00:14:33 Sangeeta Gupta: Yes. So I think another comment we keep hearing and some of it may be actually true is that AI is almost like a general purpose technology, how we thought about the Internet, electricity. So the transformative potential of what AI can be more thought of as a general purpose technology. Do you think it's implication will be as wide reaching? I mean today we can't think about life without Internet and electricity. But but do you think AI will penetrate our lives to that same extent?
00:15:02 Alok Agarwal: Absolutely. And it will penetrate even more so. So in my first chapter, as as you rightly pointed out, the title of the book is the Fourth Industrial Revolution and 100 years of AI. And the 1st chapter is actually about the three industrial revolutions and eight characteristics that they've, they had shown in the 8 characteristics which are becoming clear even in this revolution, which I believe started in 2011. The first characteristic is there are a lot of inventions and evolution happens. It's not just one or two inventions and this one has inventions related to data, inventions related to AI, but other inventions like blockchain, like gene editing and many others, IoT, robotics, lot of work is going on climate change inventions. The second is that there is one invention which becomes the which creates the infrastructure. For example, in the first revolution it was the water and steam infrastructure. Canals were created in science like 1760 to 1840. Second, infrastructure was about electricity. Electricity was created. You had electricity generation, electricity transmission, distribution and consumption. The turn is exactly what you talked about, which led to Internet really becoming popular, which was electronic communication. Electronic communication lot of where broadband C cables were put in the sea, they were put in in the earth and a lot of wireless communication started happening so that became pervasive. So but the infrastructure required about $500 billion. This kind will have infrastructure about data because as going back to Alan Turing, you need the data to train these children from child machines and therefore this will be the infrastructure about data. You require a lot of data to be cleansed, harmonised, because your way of looking at revenue sitting in the finance department may be very different than my way of looking at revenue was sitting in the sales department and therefore these things have to be harmonised. We did some study that about if you want to just clean up and make the data useful, about 1% of the data will require about a trillion dollars to cleanse.

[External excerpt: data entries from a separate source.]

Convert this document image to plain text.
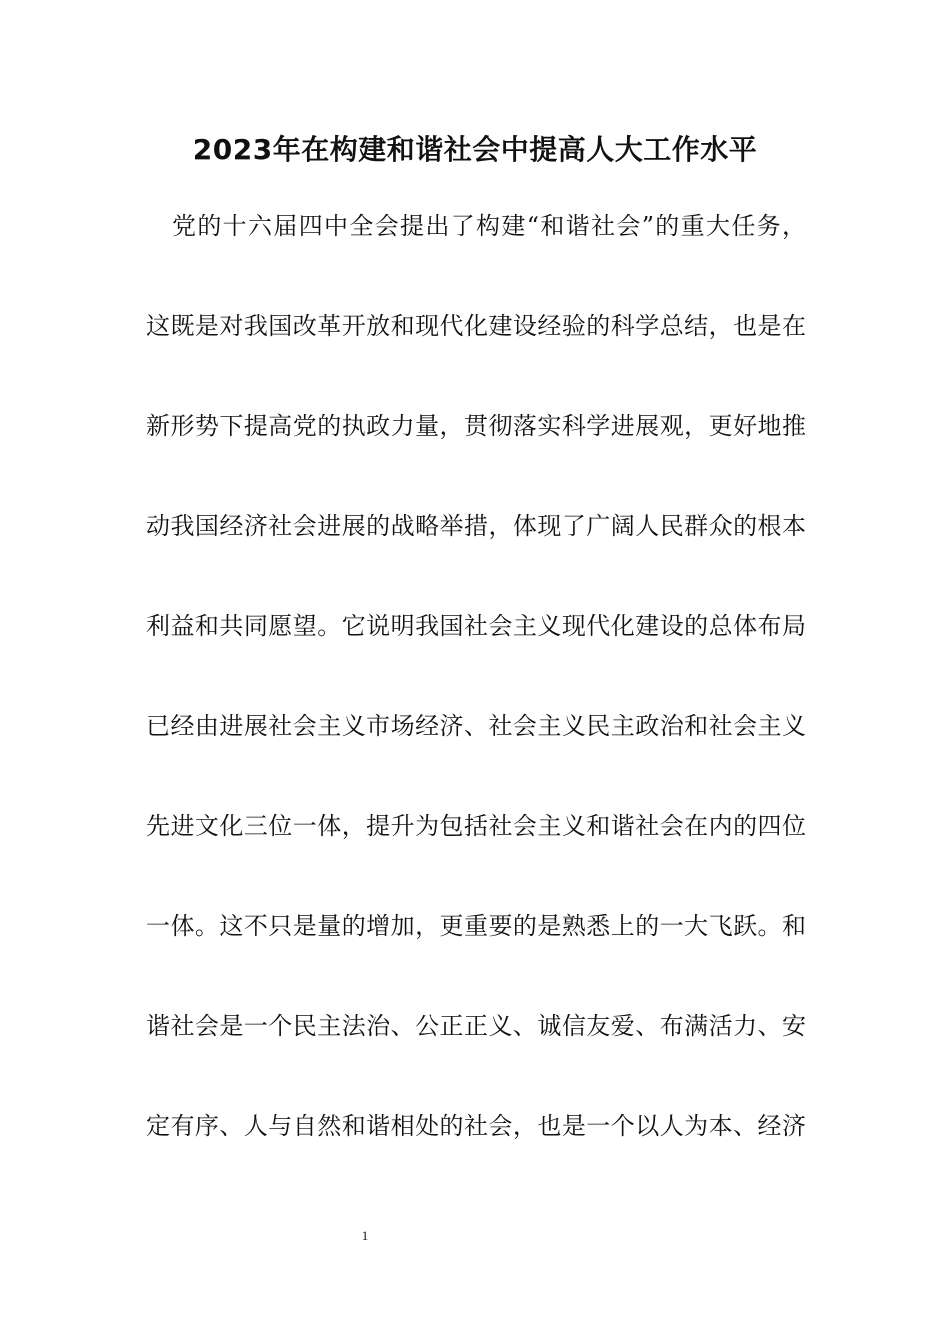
2023年在构建和谐社会中提高人大工作水平
党的十六届四中全会提出了构建“和谐社会”的重大任务，
这既是对我国改革开放和现代化建设经验的科学总结，也是在
新形势下提高党的执政力量，贯彻落实科学进展观，更好地推
动我国经济社会进展的战略举措，体现了广阔人民群众的根本
利益和共同愿望。它说明我国社会主义现代化建设的总体布局
已经由进展社会主义市场经济、社会主义民主政治和社会主义
先进文化三位一体，提升为包括社会主义和谐社会在内的四位
一体。这不只是量的增加，更重要的是熟悉上的一大飞跃。和
谐社会是一个民主法治、公正正义、诚信友爱、布满活力、安
定有序、人与自然和谐相处的社会，也是一个以人为本、经济
1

00:17:20 Sangeeta Gupta: 1% data.
00:17:22 Alok Agarwal: Yeah. So it's not not that surprising, especially that we spent $500 billion putting tables around the world to make Internet successful. So that's the second characteristic. The third characteristic is there is another invention which feeds on the second invention and becomes pervasive and ubiquitous. Everyone is using it. In the first revolution, it was paper, it was team engines. They used team and we had steam locomotives or steam trains even until about 40 years ago in India and around the world. It was at least until 60 years ago, a steam locomotive, steam rail, boat, boats, ships, all of them were basically a textile. Machinery was running on steam engines. In the second one, it was electric motors. As I mentioned earlier, there are about 3500 different types of electric and if you compare electric motors and what will happen with the AI, there will be at least 100,000 different type of AI use cases and AI systems. In the third revolution, it was the processors, it was CPUs, you have them in your smartphones. We don't even think about a processing unit running in our home, in our, in our pockets and so on and so forth. And, and, and those are the first 3 interesting characteristics of, of the fourth industry revolution. And definitely AI will pervade. It's already pervasive and will become even more so in the near future.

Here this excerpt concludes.